Student teams from five New York City public schools are currently competing in the Intrepid Museum’s first-ever Intrepid International Space Station Challenge (I2S2C), a program created in partnership with the Student Spaceflight Experiments Program (SSEP) and the Ramon Foundation.
For the first time in the New York City public school system, 195 students will compete for a chance to send a microgravity experiment of their own design to the International Space Station (ISS), where an astronaut aboard will conduct the experiment. After approximately six weeks in orbit, the experiment will be returned safely to Earth for data collection and analysis.
The program kicked off on February 10 with an event at the Intrepid Museum. Students are currently working on their experiment designs, which they will present at a private event at the Intrepid Museum on April 27. The winning project will be announced in May and sent to the ISS this fall.
|
The participating schools are Brooklyn Science and Engineering Academy (Brooklyn); Institute for Collaborative Education (Manhattan); PS/IS 30 Mary White Ovington (Brooklyn); IS 204 Oliver Wendell Holmes (Queens); and the Urban Assembly Institute for New Technologies (Manhattan). The judges for the competition include Terry Hart, former NASA astronaut and professor of Mechanical Engineering at Lehigh University; Matthew Pearce, NASA Goddard Institute for Space Studies; Dr. Maxine Lubner, Vaughn College; Eric Boehm, Aviation Curator at the Intrepid Museum; and Michael J. Massimino Ph.D, Columbia University and retired NASA astronaut, who also serves as the senior advisor of space programs at the Intrepid Museum.

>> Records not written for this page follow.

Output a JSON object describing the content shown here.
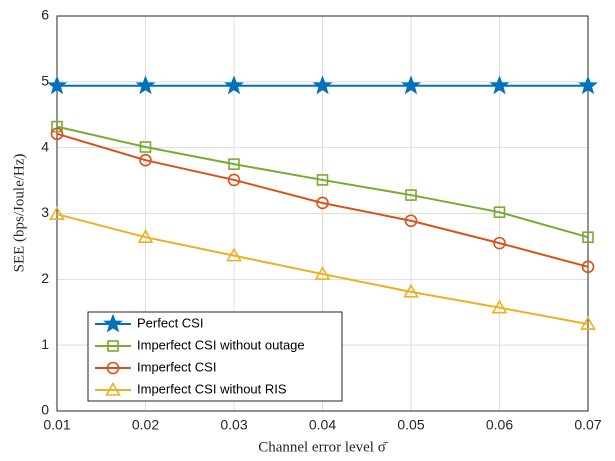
{
  "chart_data": {
    "type": "line",
    "x_label": "Channel error level σ̄",
    "y_label": "SEE (bps/Joule/Hz)",
    "x": [
      0.01,
      0.02,
      0.03,
      0.04,
      0.05,
      0.06,
      0.07
    ],
    "xlim": [
      0.01,
      0.07
    ],
    "xticks": [
      0.01,
      0.02,
      0.03,
      0.04,
      0.05,
      0.06,
      0.07
    ],
    "ylim": [
      0,
      6
    ],
    "yticks": [
      0,
      1,
      2,
      3,
      4,
      5,
      6
    ],
    "grid": true,
    "legend": "lower left",
    "series": [
      {
        "name": "Perfect CSI",
        "color": "#0072BD",
        "marker": "star",
        "values": [
          4.94,
          4.94,
          4.94,
          4.94,
          4.94,
          4.94,
          4.94
        ]
      },
      {
        "name": "Imperfect CSI without outage",
        "color": "#77AC30",
        "marker": "square",
        "values": [
          4.32,
          4.01,
          3.75,
          3.51,
          3.28,
          3.02,
          2.64
        ]
      },
      {
        "name": "Imperfect CSI",
        "color": "#D95319",
        "marker": "circle",
        "values": [
          4.21,
          3.81,
          3.51,
          3.16,
          2.89,
          2.55,
          2.19
        ]
      },
      {
        "name": "Imperfect CSI  without RIS",
        "color": "#EDB120",
        "marker": "triangle",
        "values": [
          2.99,
          2.64,
          2.36,
          2.08,
          1.81,
          1.57,
          1.32
        ]
      }
    ]
  }
}
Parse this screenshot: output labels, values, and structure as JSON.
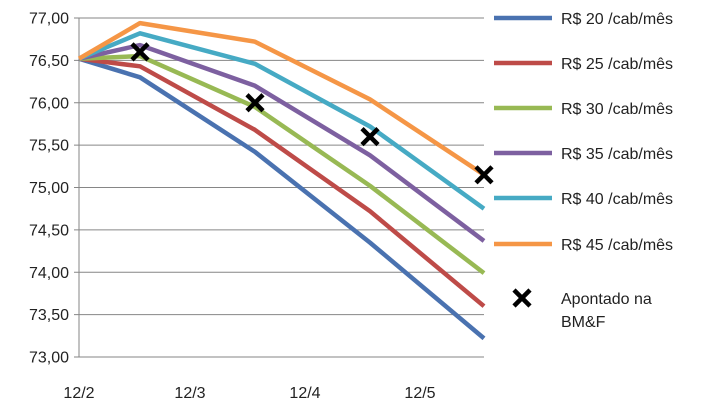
{
  "chart_data": {
    "type": "line",
    "x": [
      "12/2",
      "12/2.5",
      "12/3.5",
      "12/4.5",
      "12/5.5"
    ],
    "x_tick_labels": [
      "12/2",
      "12/3",
      "12/4",
      "12/5"
    ],
    "ylim": [
      73.0,
      77.0
    ],
    "y_tick_labels": [
      "73,00",
      "73,50",
      "74,00",
      "74,50",
      "75,00",
      "75,50",
      "76,00",
      "76,50",
      "77,00"
    ],
    "grid": "horizontal-major",
    "legend_position": "right",
    "series": [
      {
        "name": "R$ 20 /cab/mês",
        "color": "#4a72b0",
        "values": [
          76.52,
          76.3,
          75.42,
          74.35,
          73.22
        ]
      },
      {
        "name": "R$ 25 /cab/mês",
        "color": "#be4b48",
        "values": [
          76.52,
          76.43,
          75.68,
          74.72,
          73.6
        ]
      },
      {
        "name": "R$ 30 /cab/mês",
        "color": "#98b954",
        "values": [
          76.52,
          76.55,
          75.95,
          75.02,
          73.99
        ]
      },
      {
        "name": "R$ 35 /cab/mês",
        "color": "#7d60a0",
        "values": [
          76.52,
          76.68,
          76.2,
          75.38,
          74.37
        ]
      },
      {
        "name": "R$ 40 /cab/mês",
        "color": "#46aac4",
        "values": [
          76.52,
          76.82,
          76.46,
          75.72,
          74.75
        ]
      },
      {
        "name": "R$ 45 /cab/mês",
        "color": "#f59646",
        "values": [
          76.52,
          76.94,
          76.72,
          76.04,
          75.15
        ]
      }
    ],
    "markers": {
      "name": "Apontado na BM&F",
      "legend_lines": [
        "Apontado na",
        "BM&F"
      ],
      "symbol": "x",
      "color": "#000000",
      "points": [
        {
          "x": "12/2.5",
          "y": 76.6
        },
        {
          "x": "12/3.5",
          "y": 76.0
        },
        {
          "x": "12/4.5",
          "y": 75.6
        },
        {
          "x": "12/5.5",
          "y": 75.15
        }
      ]
    }
  }
}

“We are thrilled to provide such a wide range of New York City students with the opportunity to participate in this extraordinary challenge,” said Lynda Kennedy, vice president of education at the Intrepid Museum. “This project combines the resources of the Museum with SSEP’s rigorous approach to science research and the Ramon Foundation’s dedication to personal and social excellence to inspire innovation in our city’s students.”